Von Ritter stammen auch die Kirchenneubauten von Donndorf, Haardorf (je Burgenlandkreis), Halle (Anstaltskirche) und Buckau (Brandenburg) sowie die turmlose, neugotische Geistkirche in Querfurt, die 1848 bis 1850 erbaut wurde. Neben dieser entstand zeitgleich ein Hospital nach seinen Entwürfen, sechs Jahre später folgte das Hospital von Löbejün (je Saalekreis) und wenig später auch das in Delitzsch (Lk Nordsachsen). Doch auch öffentliche Bauten stammen von ihm: Im heutigen Landkreis Mansfeld-Südharz wurden zwei Schul-Neubauten (Edersleben, Oberröblingen/Helme) nach seinen Typenentwürfen erbaut, weitere Schulen von ihm befinden sich in Dieskau (Saalekreis) und Brandenburg (Herzberg/Elster; Ortrand). Auch die Schule von Freyburg (Unstrut) wird ihm zugeschrieben. Wesentlich markanter geriet der Schlossneubau in Mansfeld, wo das Schloss Vorderort tiefgreifend umgebaut wurde und dabei u. a. eine markante Turmaufstockung erhielt. Auch das Rathaus von Bitterfeld gehört zu den herausragenden Bauten Ritters und prägt das Marktplatzensemble entscheidend mit. Wenig bekannt ist hingegen von seinem Rathausbau in Jessen (Lk Wittenberg), der später verändert wurde.

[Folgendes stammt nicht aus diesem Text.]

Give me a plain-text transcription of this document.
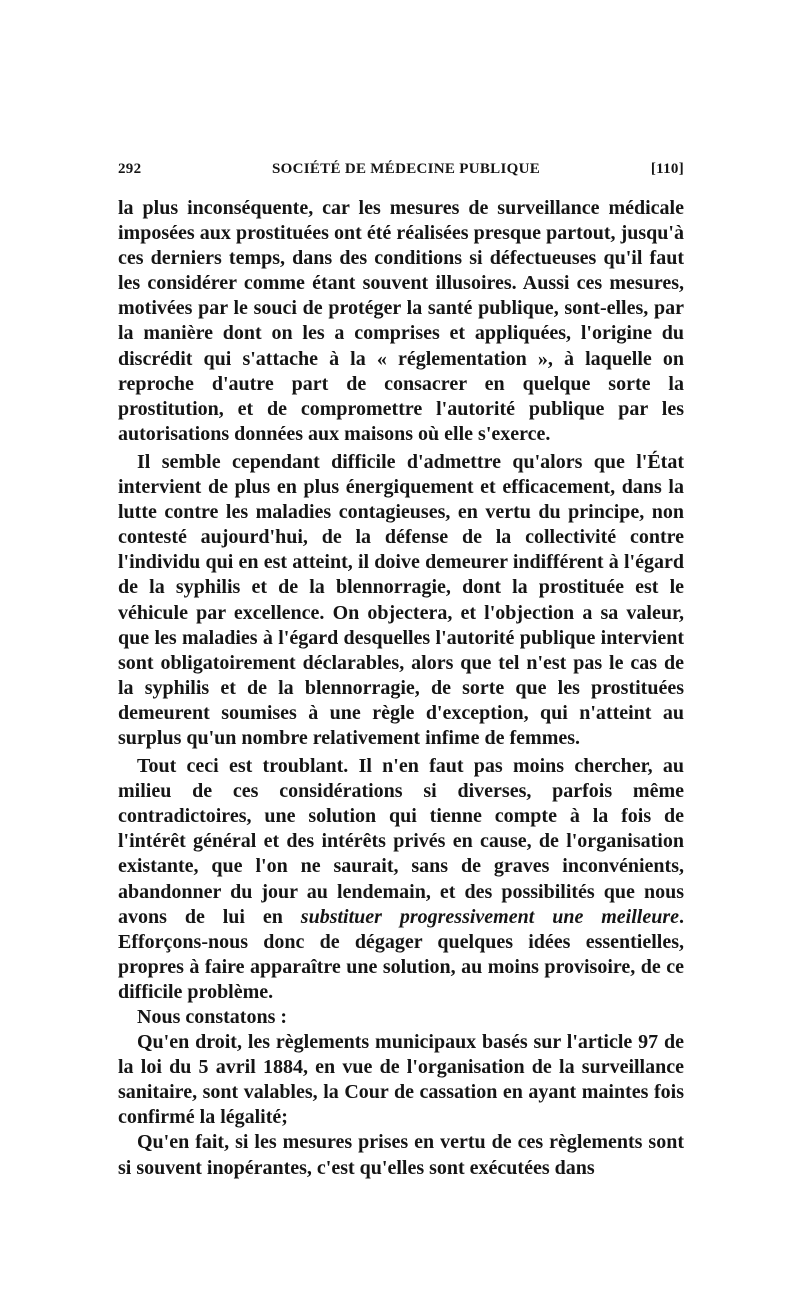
292	SOCIÉTÉ DE MÉDECINE PUBLIQUE	[110]

la plus inconséquente, car les mesures de surveillance médicale imposées aux prostituées ont été réalisées presque partout, jusqu'à ces derniers temps, dans des conditions si défectueuses qu'il faut les considérer comme étant souvent illusoires. Aussi ces mesures, motivées par le souci de protéger la santé publique, sont-elles, par la manière dont on les a comprises et appliquées, l'origine du discrédit qui s'attache à la « réglementation », à laquelle on reproche d'autre part de consacrer en quelque sorte la prostitution, et de compromettre l'autorité publique par les autorisations données aux maisons où elle s'exerce.

Il semble cependant difficile d'admettre qu'alors que l'État intervient de plus en plus énergiquement et efficacement, dans la lutte contre les maladies contagieuses, en vertu du principe, non contesté aujourd'hui, de la défense de la collectivité contre l'individu qui en est atteint, il doive demeurer indifférent à l'égard de la syphilis et de la blennorragie, dont la prostituée est le véhicule par excellence. On objectera, et l'objection a sa valeur, que les maladies à l'égard desquelles l'autorité publique intervient sont obligatoirement déclarables, alors que tel n'est pas le cas de la syphilis et de la blennorragie, de sorte que les prostituées demeurent soumises à une règle d'exception, qui n'atteint au surplus qu'un nombre relativement infime de femmes.

Tout ceci est troublant. Il n'en faut pas moins chercher, au milieu de ces considérations si diverses, parfois même contradictoires, une solution qui tienne compte à la fois de l'intérêt général et des intérêts privés en cause, de l'organisation existante, que l'on ne saurait, sans de graves inconvénients, abandonner du jour au lendemain, et des possibilités que nous avons de lui en substituer progressivement une meilleure. Efforçons-nous donc de dégager quelques idées essentielles, propres à faire apparaître une solution, au moins provisoire, de ce difficile problème.

Nous constatons :

Qu'en droit, les règlements municipaux basés sur l'article 97 de la loi du 5 avril 1884, en vue de l'organisation de la surveillance sanitaire, sont valables, la Cour de cassation en ayant maintes fois confirmé la légalité;

Qu'en fait, si les mesures prises en vertu de ces règlements sont si souvent inopérantes, c'est qu'elles sont exécutées dans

Immer wieder wirkte er für den König selbst oder besprach mit ihm persönlich Pläne. Stolz berichtet er, wie er ihm Schulpforte und Freyburg vorführte oder wie er das Schloss Merseburg und den Schlossgartensalon für ihn herrichtete. Auch seine Vorgesetzten von der Oberbaudirektion schätzten und förderten ihn. So soll Soller die Kirche von Donndorf als „eine der großartigsten des preußischen Staates“ bezeichnet haben. Auch vom Lob durch Friedrich August Stüler (1800-1865) schreibt Ritter in seinen Lebenserinnerungen.

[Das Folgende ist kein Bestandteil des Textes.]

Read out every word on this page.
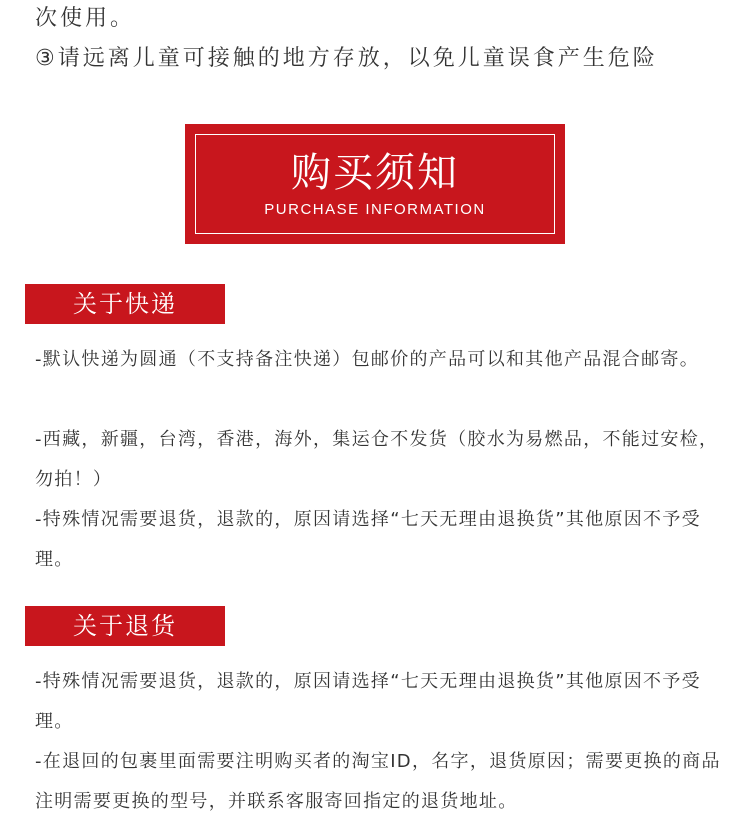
次使用。
③请远离儿童可接触的地方存放，以免儿童误食产生危险
购买须知
PURCHASE INFORMATION
关于快递

-默认快递为圆通（不支持备注快递）包邮价的产品可以和其他产品混合邮寄。

-西藏，新疆，台湾，香港，海外，集运仓不发货（胶水为易燃品，不能过安检，勿拍！）

-特殊情况需要退货，退款的，原因请选择“七天无理由退换货”其他原因不予受理。

关于退货

-特殊情况需要退货，退款的，原因请选择“七天无理由退换货”其他原因不予受理。

-在退回的包裹里面需要注明购买者的淘宝ID，名字，退货原因；需要更换的商品注明需要更换的型号，并联系客服寄回指定的退货地址。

Zusammenfassend kann man sagen: Die Neuenburg bei Freyburg sowie die Stiftskirche auf dem Petersberg wären ohne Ritters denkmalpflegerisches Bestreben wohl nicht wieder hergerichtet worden. Er schuf neue Landmarken wie die Kirchtürme von Kemberg und Gräfenhainichen oder das Rathaus von Bitterfeld. Als Baumeister des Historismus steht er im heutigen Sachsen-Anhalt zwischen den frühen Anfängen im 18. Jahrhundert durch Friedrich Wilhelm Freiherr von Erdmannsdorff (1736 – 1800) und Carlo Ignazio Pozzi (1766 - 1842), die das Dessau-Wörlitzer Gartenreich prägten, und der großen Welle am Ende des 19. Jahrhunderts. Er entwickelte keinen unverkennbar eigenen Stil, sondern passte sich, oft notgedrungen, den Wünschen seiner Auftraggeber an. Vielleicht erklärt das, wieso er immer wieder auf seiner Ansicht beharrte und weshalb er versuchte, mit Musterentwürfen für Schulen und Kirchen eigene Vorstellungen zu etablieren.